6.  After you have read the passage ask students to tell you what they saw in their heads. Ask them to tell you about their barn. It is not important that they have all or even most of the animals and objects in their barn mentioned in the passage. What is important is that they are able to see a barn. Their barns may include elements not mentioned in the passage.

If students have a hard time describing their barn, model what you see for them. I might say, “I see a big, old wooden barn with peeling red paint. It has huge double doors on the front of it and these doors are wide open. The barn is in the middle of a tree filled meadow and a very soft breeze is making the branches of the trees sway.”

Then give students a chance to share again after your modeling.
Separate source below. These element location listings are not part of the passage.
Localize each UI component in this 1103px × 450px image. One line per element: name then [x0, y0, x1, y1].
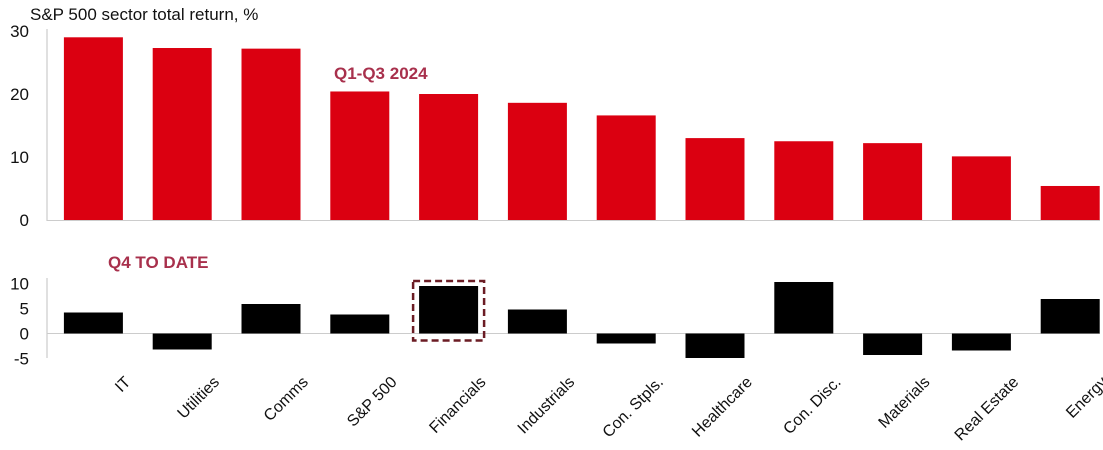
category-label: Con. Disc. — [780, 374, 844, 438]
bottom-y-tick-label: -5 — [14, 350, 29, 369]
top-bar — [419, 94, 479, 220]
bottom-bar — [774, 282, 834, 334]
bottom-bar — [685, 333, 745, 358]
category-label: Con. Stpls. — [600, 374, 667, 441]
category-label: Industrials — [515, 374, 579, 438]
bottom-bar — [863, 333, 923, 355]
top-bar — [241, 48, 301, 220]
bottom-bar — [507, 309, 567, 334]
top-bar — [152, 48, 212, 221]
chart-title: S&P 500 sector total return, % — [30, 5, 258, 24]
bottom-bar — [241, 304, 301, 334]
bottom-bar — [951, 333, 1011, 351]
category-labels: IT Utilities Comms S&P 500 Financials Industr… — [112, 374, 1103, 445]
top-bar — [330, 91, 390, 220]
top-bar — [596, 115, 656, 220]
bottom-bar — [63, 312, 123, 334]
bottom-bar — [330, 314, 390, 334]
top-bar — [63, 37, 123, 220]
highlight-box — [411, 279, 486, 342]
top-bar — [685, 138, 745, 220]
top-bar — [507, 102, 567, 220]
top-y-tick-label: 0 — [20, 211, 29, 230]
bottom-bar — [419, 286, 479, 334]
top-y-tick-label: 30 — [10, 22, 29, 41]
top-y-tick-label: 10 — [10, 148, 29, 167]
bottom-y-tick-label: 5 — [20, 300, 29, 319]
top-bar-series — [63, 37, 1100, 221]
bottom-bar-series — [63, 279, 1100, 358]
bottom-y-tick-label: 0 — [20, 325, 29, 344]
top-bar — [863, 143, 923, 220]
bottom-bar — [596, 333, 656, 344]
top-bar — [1040, 185, 1100, 220]
category-label: Real Estate — [952, 374, 1023, 445]
category-label: Healthcare — [689, 374, 756, 441]
category-label: S&P 500 — [344, 374, 401, 431]
bottom-y-tick-label: 10 — [10, 275, 29, 294]
category-label: Materials — [876, 374, 934, 432]
top-y-axis: 0 10 20 30 — [10, 22, 1100, 230]
top-bar — [951, 156, 1011, 220]
top-period-annotation: Q1-Q3 2024 — [334, 64, 428, 83]
category-label: IT — [112, 374, 134, 396]
category-label: Energy — [1063, 374, 1103, 422]
category-label: Financials — [426, 374, 489, 437]
bottom-y-axis: -5 0 5 10 — [10, 275, 1100, 369]
category-label: Utilities — [175, 374, 223, 422]
top-y-tick-label: 20 — [10, 85, 29, 104]
category-label: Comms — [261, 374, 312, 425]
bottom-bar — [1040, 299, 1100, 334]
bottom-period-annotation: Q4 TO DATE — [108, 253, 208, 272]
top-bar — [774, 141, 834, 220]
bottom-bar — [152, 333, 212, 350]
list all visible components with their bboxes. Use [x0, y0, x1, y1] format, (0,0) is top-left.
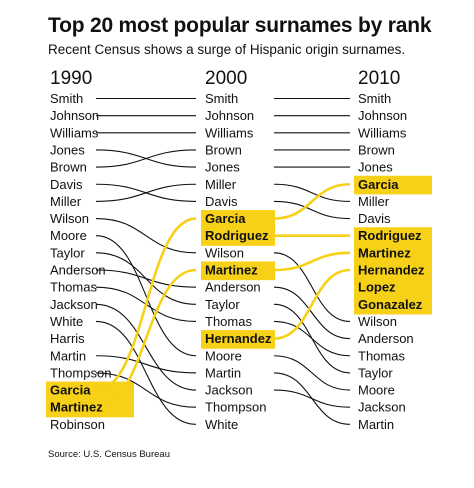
highlight-box — [46, 381, 134, 418]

7.  Student will use a drawing they have created from visualizing the passage as their interpretation. After students have drawn their picture have them share with a neighbor and give each other comments. Then have a few students share their drawings with the class. Now you are going to do a small vocabulary lesson. Choose a few words from the passages we just read or ones they are going to read to better help them understand what is going on. Explain to the students the importance of knowing what words mean in order to help you fully comprehend texts.  Pick about 8 words and have their definitions on chart paper and talk about each one with the students.  Then play a review game, such as vocabulary bingo or something fun that will engage them with new words and their meanings.

8.  For assessment I will look at the student’s drawings and descriptions of the passage.  Also I will assess their discussion points during the lesson and drawings from the passages.